My diet is fairly basic, and I keep it very consistent. I like to eat lots of carbs. I also like to include a variety of red meats.
Daily Diet:
- Meal 1: 2 cups Oatmeal
- Meal 2: 2 ounces Turkey Sausage, 2 Whole Eggs, 4 Egg Whites and 1 cup Oatmeal
- Meal 3: 1 scoop Protein
- Meal 4: 5 ounces Ground Beef, 2 cups Jasmine Rice and 1 cup Broccoli
- Meal 5: 1 scoop Protein
- Meal 6: 6 ounces Sirloin Steak, 2 cups Jasmine Rice and 1 cup Asparagus Spears
What’s the one food you couldn’t live without, and how do you handle food cravings?

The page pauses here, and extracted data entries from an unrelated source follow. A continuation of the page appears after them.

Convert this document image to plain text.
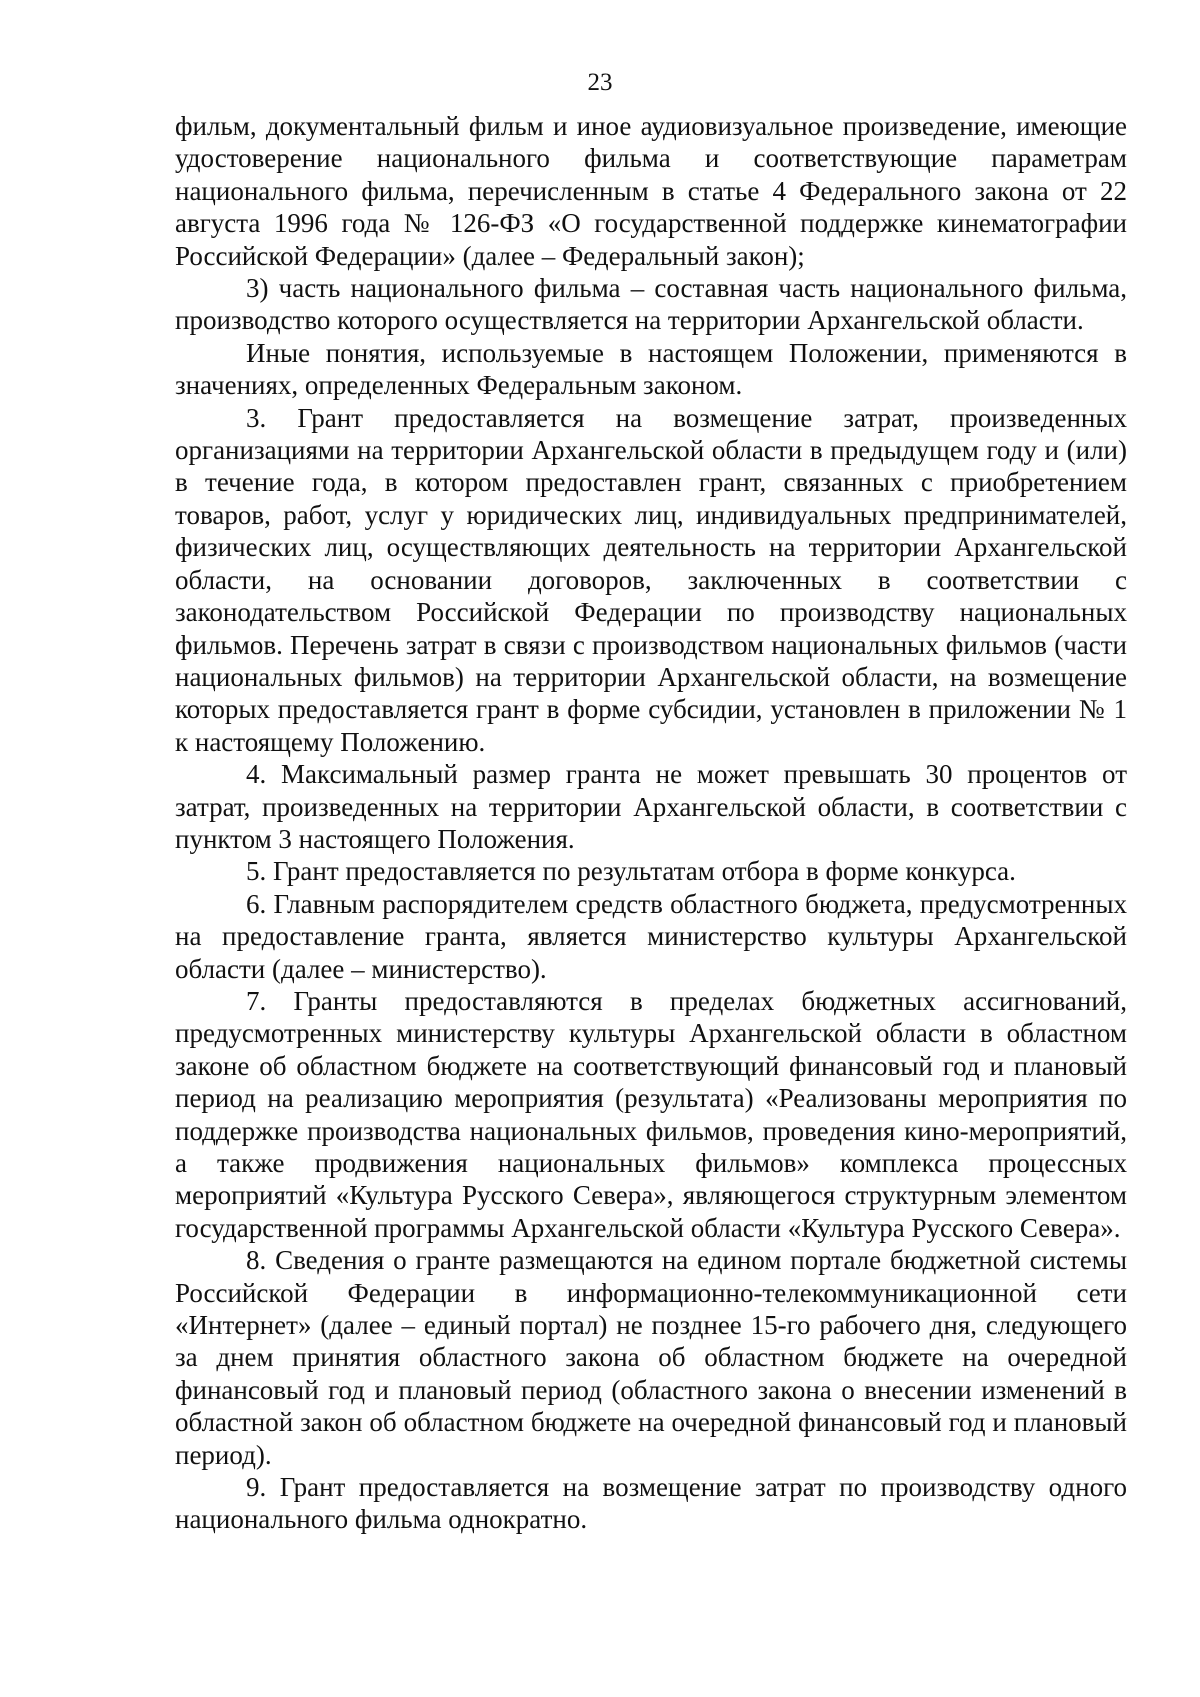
23

фильм, документальный фильм и иное аудиовизуальное произведение, имеющие удостоверение национального фильма и соответствующие параметрам национального фильма, перечисленным в статье 4 Федерального закона от 22 августа 1996 года № 126-ФЗ «О государственной поддержке кинематографии Российской Федерации» (далее – Федеральный закон);

3) часть национального фильма – составная часть национального фильма, производство которого осуществляется на территории Архангельской области.

Иные понятия, используемые в настоящем Положении, применяются в значениях, определенных Федеральным законом.

3. Грант предоставляется на возмещение затрат, произведенных организациями на территории Архангельской области в предыдущем году и (или) в течение года, в котором предоставлен грант, связанных с приобретением товаров, работ, услуг у юридических лиц, индивидуальных предпринимателей, физических лиц, осуществляющих деятельность на территории Архангельской области, на основании договоров, заключенных в соответствии с законодательством Российской Федерации по производству национальных фильмов. Перечень затрат в связи с производством национальных фильмов (части национальных фильмов) на территории Архангельской области, на возмещение которых предоставляется грант в форме субсидии, установлен в приложении № 1 к настоящему Положению.

4. Максимальный размер гранта не может превышать 30 процентов от затрат, произведенных на территории Архангельской области, в соответствии с пунктом 3 настоящего Положения.

5. Грант предоставляется по результатам отбора в форме конкурса.

6. Главным распорядителем средств областного бюджета, предусмотренных на предоставление гранта, является министерство культуры Архангельской области (далее – министерство).

7. Гранты предоставляются в пределах бюджетных ассигнований, предусмотренных министерству культуры Архангельской области в областном законе об областном бюджете на соответствующий финансовый год и плановый период на реализацию мероприятия (результата) «Реализованы мероприятия по поддержке производства национальных фильмов, проведения кино-мероприятий, а также продвижения национальных фильмов» комплекса процессных мероприятий «Культура Русского Севера», являющегося структурным элементом государственной программы Архангельской области «Культура Русского Севера».

8. Сведения о гранте размещаются на едином портале бюджетной системы Российской Федерации в информационно-телекоммуникационной сети «Интернет» (далее – единый портал) не позднее 15-го рабочего дня, следующего за днем принятия областного закона об областном бюджете на очередной финансовый год и плановый период (областного закона о внесении изменений в областной закон об областном бюджете на очередной финансовый год и плановый период).

9. Грант предоставляется на возмещение затрат по производству одного национального фильма однократно.
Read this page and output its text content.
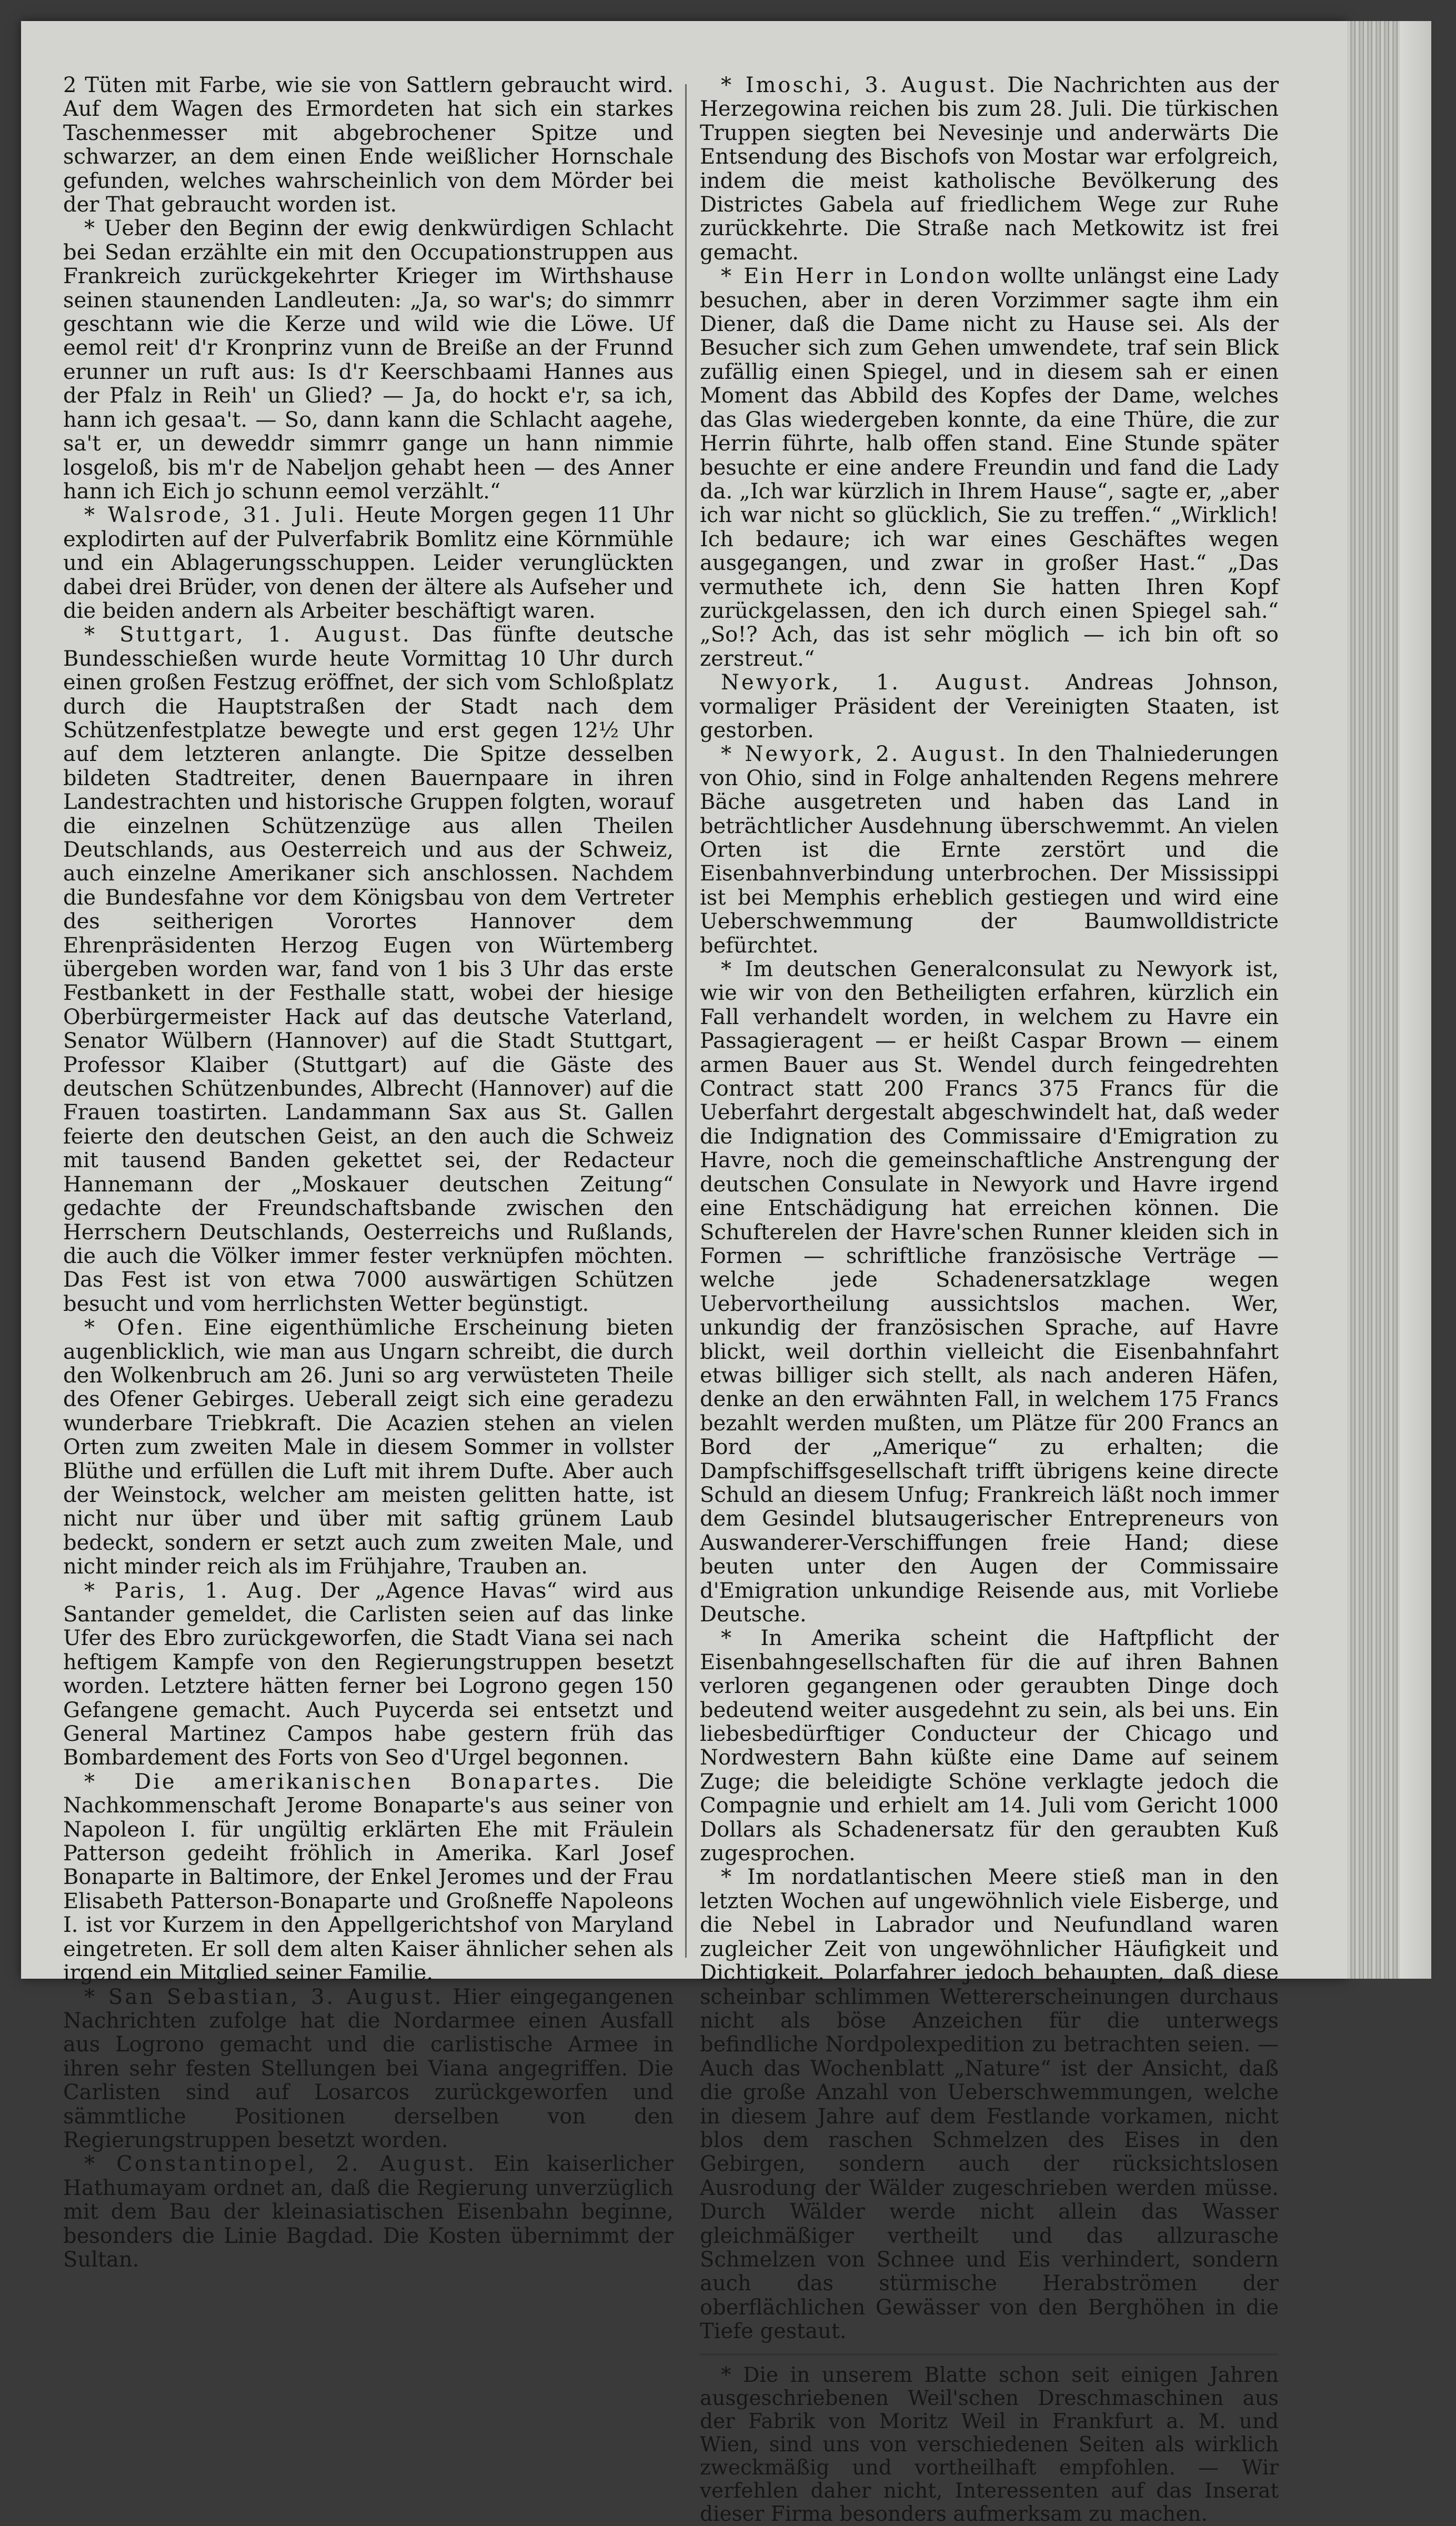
2 Tüten mit Farbe, wie sie von Sattlern gebraucht wird. Auf dem Wagen des Ermordeten hat sich ein starkes Taschenmesser mit abgebrochener Spitze und schwarzer, an dem einen Ende weißlicher Hornschale gefunden, welches wahrscheinlich von dem Mörder bei der That gebraucht worden ist.

* Ueber den Beginn der ewig denkwürdigen Schlacht bei Sedan erzählte ein mit den Occupationstruppen aus Frankreich zurückgekehrter Krieger im Wirthshause seinen staunenden Landleuten: „Ja, so war's; do simmrr geschtann wie die Kerze und wild wie die Löwe. Uf eemol reit' d'r Kronprinz vunn de Breiße an der Frunnd erunner un ruft aus: Is d'r Keerschbaami Hannes aus der Pfalz in Reih' un Glied? — Ja, do hockt e'r, sa ich, hann ich gesaa't. — So, dann kann die Schlacht aagehe, sa't er, un deweddr simmrr gange un hann nimmie losgeloß, bis m'r de Nabeljon gehabt heen — des Anner hann ich Eich jo schunn eemol verzählt.“

* Walsrode, 31. Juli. Heute Morgen gegen 11 Uhr explodirten auf der Pulverfabrik Bomlitz eine Körnmühle und ein Ablagerungsschuppen. Leider verunglückten dabei drei Brüder, von denen der ältere als Aufseher und die beiden andern als Arbeiter beschäftigt waren.

* Stuttgart, 1. August. Das fünfte deutsche Bundesschießen wurde heute Vormittag 10 Uhr durch einen großen Festzug eröffnet, der sich vom Schloßplatz durch die Hauptstraßen der Stadt nach dem Schützenfestplatze bewegte und erst gegen 12½ Uhr auf dem letzteren anlangte. Die Spitze desselben bildeten Stadtreiter, denen Bauernpaare in ihren Landestrachten und historische Gruppen folgten, worauf die einzelnen Schützenzüge aus allen Theilen Deutschlands, aus Oesterreich und aus der Schweiz, auch einzelne Amerikaner sich anschlossen. Nachdem die Bundesfahne vor dem Königsbau von dem Vertreter des seitherigen Vorortes Hannover dem Ehrenpräsidenten Herzog Eugen von Würtemberg übergeben worden war, fand von 1 bis 3 Uhr das erste Festbankett in der Festhalle statt, wobei der hiesige Oberbürgermeister Hack auf das deutsche Vaterland, Senator Wülbern (Hannover) auf die Stadt Stuttgart, Professor Klaiber (Stuttgart) auf die Gäste des deutschen Schützenbundes, Albrecht (Hannover) auf die Frauen toastirten. Landammann Sax aus St. Gallen feierte den deutschen Geist, an den auch die Schweiz mit tausend Banden gekettet sei, der Redacteur Hannemann der „Moskauer deutschen Zeitung“ gedachte der Freundschaftsbande zwischen den Herrschern Deutschlands, Oesterreichs und Rußlands, die auch die Völker immer fester verknüpfen möchten. Das Fest ist von etwa 7000 auswärtigen Schützen besucht und vom herrlichsten Wetter begünstigt.

* Ofen. Eine eigenthümliche Erscheinung bieten augenblicklich, wie man aus Ungarn schreibt, die durch den Wolkenbruch am 26. Juni so arg verwüsteten Theile des Ofener Gebirges. Ueberall zeigt sich eine geradezu wunderbare Triebkraft. Die Acazien stehen an vielen Orten zum zweiten Male in diesem Sommer in vollster Blüthe und erfüllen die Luft mit ihrem Dufte. Aber auch der Weinstock, welcher am meisten gelitten hatte, ist nicht nur über und über mit saftig grünem Laub bedeckt, sondern er setzt auch zum zweiten Male, und nicht minder reich als im Frühjahre, Trauben an.

* Paris, 1. Aug. Der „Agence Havas“ wird aus Santander gemeldet, die Carlisten seien auf das linke Ufer des Ebro zurückgeworfen, die Stadt Viana sei nach heftigem Kampfe von den Regierungstruppen besetzt worden. Letztere hätten ferner bei Logrono gegen 150 Gefangene gemacht. Auch Puycerda sei entsetzt und General Martinez Campos habe gestern früh das Bombardement des Forts von Seo d'Urgel begonnen.

* Die amerikanischen Bonapartes. Die Nachkommenschaft Jerome Bonaparte's aus seiner von Napoleon I. für ungültig erklärten Ehe mit Fräulein Patterson gedeiht fröhlich in Amerika. Karl Josef Bonaparte in Baltimore, der Enkel Jeromes und der Frau Elisabeth Patterson-Bonaparte und Großneffe Napoleons I. ist vor Kurzem in den Appellgerichtshof von Maryland eingetreten. Er soll dem alten Kaiser ähnlicher sehen als irgend ein Mitglied seiner Familie.

* San Sebastian, 3. August. Hier eingegangenen Nachrichten zufolge hat die Nordarmee einen Ausfall aus Logrono gemacht und die carlistische Armee in ihren sehr festen Stellungen bei Viana angegriffen. Die Carlisten sind auf Losarcos zurückgeworfen und sämmtliche Positionen derselben von den Regierungstruppen besetzt worden.

* Constantinopel, 2. August. Ein kaiserlicher Hathumayam ordnet an, daß die Regierung unverzüglich mit dem Bau der kleinasiatischen Eisenbahn beginne, besonders die Linie Bagdad. Die Kosten übernimmt der Sultan.

* Imoschi, 3. August. Die Nachrichten aus der Herzegowina reichen bis zum 28. Juli. Die türkischen Truppen siegten bei Nevesinje und anderwärts Die Entsendung des Bischofs von Mostar war erfolgreich, indem die meist katholische Bevölkerung des Districtes Gabela auf friedlichem Wege zur Ruhe zurückkehrte. Die Straße nach Metkowitz ist frei gemacht.

* Ein Herr in London wollte unlängst eine Lady besuchen, aber in deren Vorzimmer sagte ihm ein Diener, daß die Dame nicht zu Hause sei. Als der Besucher sich zum Gehen umwendete, traf sein Blick zufällig einen Spiegel, und in diesem sah er einen Moment das Abbild des Kopfes der Dame, welches das Glas wiedergeben konnte, da eine Thüre, die zur Herrin führte, halb offen stand. Eine Stunde später besuchte er eine andere Freundin und fand die Lady da. „Ich war kürzlich in Ihrem Hause“, sagte er, „aber ich war nicht so glücklich, Sie zu treffen.“ „Wirklich! Ich bedaure; ich war eines Geschäftes wegen ausgegangen, und zwar in großer Hast.“ „Das vermuthete ich, denn Sie hatten Ihren Kopf zurückgelassen, den ich durch einen Spiegel sah.“ „So!? Ach, das ist sehr möglich — ich bin oft so zerstreut.“

Newyork, 1. August. Andreas Johnson, vormaliger Präsident der Vereinigten Staaten, ist gestorben.

* Newyork, 2. August. In den Thalniederungen von Ohio, sind in Folge anhaltenden Regens mehrere Bäche ausgetreten und haben das Land in beträchtlicher Ausdehnung überschwemmt. An vielen Orten ist die Ernte zerstört und die Eisenbahnverbindung unterbrochen. Der Mississippi ist bei Memphis erheblich gestiegen und wird eine Ueberschwemmung der Baumwolldistricte befürchtet.

* Im deutschen Generalconsulat zu Newyork ist, wie wir von den Betheiligten erfahren, kürzlich ein Fall verhandelt worden, in welchem zu Havre ein Passagieragent — er heißt Caspar Brown — einem armen Bauer aus St. Wendel durch feingedrehten Contract statt 200 Francs 375 Francs für die Ueberfahrt dergestalt abgeschwindelt hat, daß weder die Indignation des Commissaire d'Emigration zu Havre, noch die gemeinschaftliche Anstrengung der deutschen Consulate in Newyork und Havre irgend eine Entschädigung hat erreichen können. Die Schufterelen der Havre'schen Runner kleiden sich in Formen — schriftliche französische Verträge — welche jede Schadenersatzklage wegen Uebervortheilung aussichtslos machen. Wer, unkundig der französischen Sprache, auf Havre blickt, weil dorthin vielleicht die Eisenbahnfahrt etwas billiger sich stellt, als nach anderen Häfen, denke an den erwähnten Fall, in welchem 175 Francs bezahlt werden mußten, um Plätze für 200 Francs an Bord der „Amerique“ zu erhalten; die Dampfschiffsgesellschaft trifft übrigens keine directe Schuld an diesem Unfug; Frankreich läßt noch immer dem Gesindel blutsaugerischer Entrepreneurs von Auswanderer-Verschiffungen freie Hand; diese beuten unter den Augen der Commissaire d'Emigration unkundige Reisende aus, mit Vorliebe Deutsche.

* In Amerika scheint die Haftpflicht der Eisenbahngesellschaften für die auf ihren Bahnen verloren gegangenen oder geraubten Dinge doch bedeutend weiter ausgedehnt zu sein, als bei uns. Ein liebesbedürftiger Conducteur der Chicago und Nordwestern Bahn küßte eine Dame auf seinem Zuge; die beleidigte Schöne verklagte jedoch die Compagnie und erhielt am 14. Juli vom Gericht 1000 Dollars als Schadenersatz für den geraubten Kuß zugesprochen.

* Im nordatlantischen Meere stieß man in den letzten Wochen auf ungewöhnlich viele Eisberge, und die Nebel in Labrador und Neufundland waren zugleicher Zeit von ungewöhnlicher Häufigkeit und Dichtigkeit. Polarfahrer jedoch behaupten, daß diese scheinbar schlimmen Wettererscheinungen durchaus nicht als böse Anzeichen für die unterwegs befindliche Nordpolexpedition zu betrachten seien. — Auch das Wochenblatt „Nature“ ist der Ansicht, daß die große Anzahl von Ueberschwemmungen, welche in diesem Jahre auf dem Festlande vorkamen, nicht blos dem raschen Schmelzen des Eises in den Gebirgen, sondern auch der rücksichtslosen Ausrodung der Wälder zugeschrieben werden müsse. Durch Wälder werde nicht allein das Wasser gleichmäßiger vertheilt und das allzurasche Schmelzen von Schnee und Eis verhindert, sondern auch das stürmische Herabströmen der oberflächlichen Gewässer von den Berghöhen in die Tiefe gestaut.

* Die in unserem Blatte schon seit einigen Jahren ausgeschriebenen Weil'schen Dreschmaschinen aus der Fabrik von Moritz Weil in Frankfurt a. M. und Wien, sind uns von verschiedenen Seiten als wirklich zweckmäßig und vortheilhaft empfohlen. — Wir verfehlen daher nicht, Interessenten auf das Inserat dieser Firma besonders aufmerksam zu machen.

Probably steak; I couldn’t live without it because I love eating red meat.
If I am craving something I’ll usually just eat it! (Laughs)
Do you prep your meals and if so how long does it take?
Unlike most athletes, I don’t normally take one day out of the week to prep everything! I prefer to keep my meals a little fresher by prepping my meals about every three days.
After three days, I start all over again; it usually takes me an hour or so to get all of my food prepping done.
What is your supplementation like?
- Protein
- Pre Workout Stimulant
- Intra Workout
- Multivitamin
What are your hobbies and interests outside of the gym?
Outside of the gym I enjoy our construction projects. I also like to spend time on the shooting range with firearms.
Favorite Quote:
“Nothing worth having comes easy; work hard!”